InstructPart: Task-Oriented Part Segmentation with Instruction Reasoning
Zifu Wan, Yaqi Xie, Ce Zhang, Zhiqiu Lin, Zihan Wang, Simon Stepputtis, Deva Ramanan, Katia Sycara
2025-05-27
Summary
This paper talks about InstructPart, a new way to test and improve how well AI models that understand both images and language can follow instructions to identify different parts of objects in real-world situations.
What's the problem?
The problem is that current vision-language models often have trouble breaking down objects into their parts when given specific instructions, especially in complicated or realistic settings. This makes it hard for these models to be useful in tasks where understanding detailed instructions about images is important.
What's the solution?
The authors created a new benchmark and dataset called InstructPart, which gives these models more realistic and task-focused challenges.

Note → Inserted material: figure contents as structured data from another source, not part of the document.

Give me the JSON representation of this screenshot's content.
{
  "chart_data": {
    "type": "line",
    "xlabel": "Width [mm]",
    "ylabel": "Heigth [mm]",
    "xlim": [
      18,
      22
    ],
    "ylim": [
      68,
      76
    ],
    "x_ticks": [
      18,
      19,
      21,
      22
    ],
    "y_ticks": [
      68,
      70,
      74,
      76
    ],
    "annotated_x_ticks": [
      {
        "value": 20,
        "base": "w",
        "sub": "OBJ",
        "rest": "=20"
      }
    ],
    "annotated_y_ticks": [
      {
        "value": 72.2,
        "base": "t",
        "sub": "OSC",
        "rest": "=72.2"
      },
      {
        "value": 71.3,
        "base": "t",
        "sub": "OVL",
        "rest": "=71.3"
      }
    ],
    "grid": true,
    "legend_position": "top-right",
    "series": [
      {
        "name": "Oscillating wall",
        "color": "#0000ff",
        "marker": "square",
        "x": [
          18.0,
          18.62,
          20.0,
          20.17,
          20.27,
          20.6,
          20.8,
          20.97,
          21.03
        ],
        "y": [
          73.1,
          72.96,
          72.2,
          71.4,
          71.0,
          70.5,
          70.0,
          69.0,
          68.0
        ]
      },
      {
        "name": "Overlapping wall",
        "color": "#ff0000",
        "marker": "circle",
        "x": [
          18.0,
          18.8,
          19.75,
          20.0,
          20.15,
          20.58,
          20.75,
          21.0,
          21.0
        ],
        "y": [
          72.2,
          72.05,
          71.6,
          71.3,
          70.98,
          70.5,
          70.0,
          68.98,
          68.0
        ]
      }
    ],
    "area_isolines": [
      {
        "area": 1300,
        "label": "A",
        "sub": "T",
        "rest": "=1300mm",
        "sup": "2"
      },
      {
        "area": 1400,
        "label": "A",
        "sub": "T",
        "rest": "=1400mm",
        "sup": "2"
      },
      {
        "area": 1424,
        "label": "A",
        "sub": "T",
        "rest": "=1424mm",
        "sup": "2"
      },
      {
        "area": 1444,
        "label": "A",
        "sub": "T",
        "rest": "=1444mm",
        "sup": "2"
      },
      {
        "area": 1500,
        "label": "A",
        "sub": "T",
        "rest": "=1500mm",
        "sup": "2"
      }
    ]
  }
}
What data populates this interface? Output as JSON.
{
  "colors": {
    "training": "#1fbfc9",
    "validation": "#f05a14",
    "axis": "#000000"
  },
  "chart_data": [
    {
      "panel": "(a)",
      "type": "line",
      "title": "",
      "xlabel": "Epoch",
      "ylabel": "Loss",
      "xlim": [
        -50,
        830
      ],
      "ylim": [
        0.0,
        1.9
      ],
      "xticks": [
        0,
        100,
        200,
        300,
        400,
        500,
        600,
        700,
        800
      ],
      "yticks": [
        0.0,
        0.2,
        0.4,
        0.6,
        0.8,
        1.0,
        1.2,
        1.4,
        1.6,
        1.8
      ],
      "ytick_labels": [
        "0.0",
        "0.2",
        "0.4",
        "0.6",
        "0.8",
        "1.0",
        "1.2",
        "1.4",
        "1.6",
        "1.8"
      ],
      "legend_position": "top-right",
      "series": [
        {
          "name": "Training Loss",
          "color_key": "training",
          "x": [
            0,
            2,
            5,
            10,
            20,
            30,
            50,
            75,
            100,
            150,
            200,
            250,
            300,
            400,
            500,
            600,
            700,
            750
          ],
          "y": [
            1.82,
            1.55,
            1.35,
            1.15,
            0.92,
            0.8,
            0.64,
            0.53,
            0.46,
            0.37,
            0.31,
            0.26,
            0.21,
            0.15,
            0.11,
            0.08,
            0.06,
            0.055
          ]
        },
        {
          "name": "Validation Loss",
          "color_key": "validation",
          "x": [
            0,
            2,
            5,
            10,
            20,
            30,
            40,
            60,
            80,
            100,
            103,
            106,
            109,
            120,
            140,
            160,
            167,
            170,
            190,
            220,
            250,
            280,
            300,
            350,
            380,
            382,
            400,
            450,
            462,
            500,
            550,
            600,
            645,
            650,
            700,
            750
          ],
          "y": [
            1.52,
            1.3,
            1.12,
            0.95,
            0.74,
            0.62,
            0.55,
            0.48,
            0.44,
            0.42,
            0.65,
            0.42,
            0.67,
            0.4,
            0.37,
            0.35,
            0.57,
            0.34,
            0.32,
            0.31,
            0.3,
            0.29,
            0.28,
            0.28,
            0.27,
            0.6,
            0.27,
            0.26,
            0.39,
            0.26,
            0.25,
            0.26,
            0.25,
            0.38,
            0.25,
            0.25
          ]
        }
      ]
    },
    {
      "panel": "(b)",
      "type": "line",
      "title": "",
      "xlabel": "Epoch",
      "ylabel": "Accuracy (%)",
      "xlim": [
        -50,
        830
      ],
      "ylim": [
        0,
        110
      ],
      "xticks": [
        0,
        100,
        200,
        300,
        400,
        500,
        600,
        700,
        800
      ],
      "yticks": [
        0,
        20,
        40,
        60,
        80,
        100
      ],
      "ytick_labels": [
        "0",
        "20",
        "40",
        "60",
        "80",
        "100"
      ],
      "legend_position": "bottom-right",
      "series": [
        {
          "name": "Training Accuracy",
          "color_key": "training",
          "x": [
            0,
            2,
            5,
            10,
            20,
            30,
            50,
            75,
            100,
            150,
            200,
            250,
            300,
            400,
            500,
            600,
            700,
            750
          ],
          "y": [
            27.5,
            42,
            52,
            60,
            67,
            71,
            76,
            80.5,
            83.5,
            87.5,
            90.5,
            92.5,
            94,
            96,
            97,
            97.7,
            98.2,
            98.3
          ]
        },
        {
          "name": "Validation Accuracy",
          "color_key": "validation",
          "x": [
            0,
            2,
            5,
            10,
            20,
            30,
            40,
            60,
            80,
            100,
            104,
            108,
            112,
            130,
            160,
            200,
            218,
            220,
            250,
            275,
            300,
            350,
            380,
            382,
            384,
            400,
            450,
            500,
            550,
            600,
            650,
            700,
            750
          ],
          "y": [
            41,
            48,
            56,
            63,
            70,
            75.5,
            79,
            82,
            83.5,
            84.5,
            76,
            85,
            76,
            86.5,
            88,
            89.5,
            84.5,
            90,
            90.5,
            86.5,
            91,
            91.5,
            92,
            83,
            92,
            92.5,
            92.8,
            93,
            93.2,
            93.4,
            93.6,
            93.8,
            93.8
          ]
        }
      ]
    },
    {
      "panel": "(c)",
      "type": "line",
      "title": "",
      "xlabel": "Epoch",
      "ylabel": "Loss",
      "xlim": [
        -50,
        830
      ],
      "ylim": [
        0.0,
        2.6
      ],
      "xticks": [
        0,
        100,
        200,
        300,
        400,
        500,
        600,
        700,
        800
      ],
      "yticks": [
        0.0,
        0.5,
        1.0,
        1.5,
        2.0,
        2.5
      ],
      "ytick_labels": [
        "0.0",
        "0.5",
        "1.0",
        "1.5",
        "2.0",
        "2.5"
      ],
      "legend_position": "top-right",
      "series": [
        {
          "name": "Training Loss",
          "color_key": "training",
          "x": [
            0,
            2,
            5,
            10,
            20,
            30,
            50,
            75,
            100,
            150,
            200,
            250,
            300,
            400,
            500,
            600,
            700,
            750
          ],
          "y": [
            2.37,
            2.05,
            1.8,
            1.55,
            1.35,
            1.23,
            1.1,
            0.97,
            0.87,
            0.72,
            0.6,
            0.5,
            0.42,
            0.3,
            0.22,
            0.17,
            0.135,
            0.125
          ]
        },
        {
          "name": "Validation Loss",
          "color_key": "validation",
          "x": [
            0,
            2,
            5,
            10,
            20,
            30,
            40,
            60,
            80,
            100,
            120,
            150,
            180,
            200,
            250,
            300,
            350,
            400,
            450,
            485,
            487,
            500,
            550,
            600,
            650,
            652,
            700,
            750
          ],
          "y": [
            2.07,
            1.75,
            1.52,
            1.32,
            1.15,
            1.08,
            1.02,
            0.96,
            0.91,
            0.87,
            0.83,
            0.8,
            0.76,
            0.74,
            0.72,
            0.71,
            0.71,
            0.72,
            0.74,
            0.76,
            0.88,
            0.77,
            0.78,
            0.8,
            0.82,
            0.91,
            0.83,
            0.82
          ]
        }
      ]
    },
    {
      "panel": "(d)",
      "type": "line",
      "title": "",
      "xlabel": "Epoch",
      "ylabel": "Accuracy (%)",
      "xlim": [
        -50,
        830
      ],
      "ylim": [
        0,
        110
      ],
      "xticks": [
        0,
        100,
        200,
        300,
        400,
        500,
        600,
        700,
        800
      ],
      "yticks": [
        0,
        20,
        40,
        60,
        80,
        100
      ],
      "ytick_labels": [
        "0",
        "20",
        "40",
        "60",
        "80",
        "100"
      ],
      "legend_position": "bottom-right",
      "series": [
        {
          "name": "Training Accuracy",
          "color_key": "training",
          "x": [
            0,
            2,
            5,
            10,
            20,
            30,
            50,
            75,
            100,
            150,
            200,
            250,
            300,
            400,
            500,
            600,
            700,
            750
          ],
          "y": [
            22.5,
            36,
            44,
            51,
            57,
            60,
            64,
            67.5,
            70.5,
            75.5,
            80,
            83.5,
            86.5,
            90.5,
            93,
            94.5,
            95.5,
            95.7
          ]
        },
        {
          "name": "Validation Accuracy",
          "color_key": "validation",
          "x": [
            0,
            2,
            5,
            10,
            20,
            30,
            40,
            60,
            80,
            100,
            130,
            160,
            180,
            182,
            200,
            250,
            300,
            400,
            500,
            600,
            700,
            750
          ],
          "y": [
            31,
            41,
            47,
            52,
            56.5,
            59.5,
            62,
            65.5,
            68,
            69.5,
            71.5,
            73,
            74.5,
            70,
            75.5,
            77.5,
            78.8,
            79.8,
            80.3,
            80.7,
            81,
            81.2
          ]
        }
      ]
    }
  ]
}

This helps researchers see exactly where the models struggle and how they can be improved to follow instructions better and perform more accurately in real-world tasks.
Why it matters?
This is important because it pushes AI to get better at understanding and following instructions about images, which can help in areas like robotics, manufacturing, and any job where machines need to work with people and objects in the real world.
Abstract
A new benchmark, InstructPart, and a task-oriented part segmentation dataset are introduced to evaluate and improve the performance of Vision-Language Models in real-world contexts.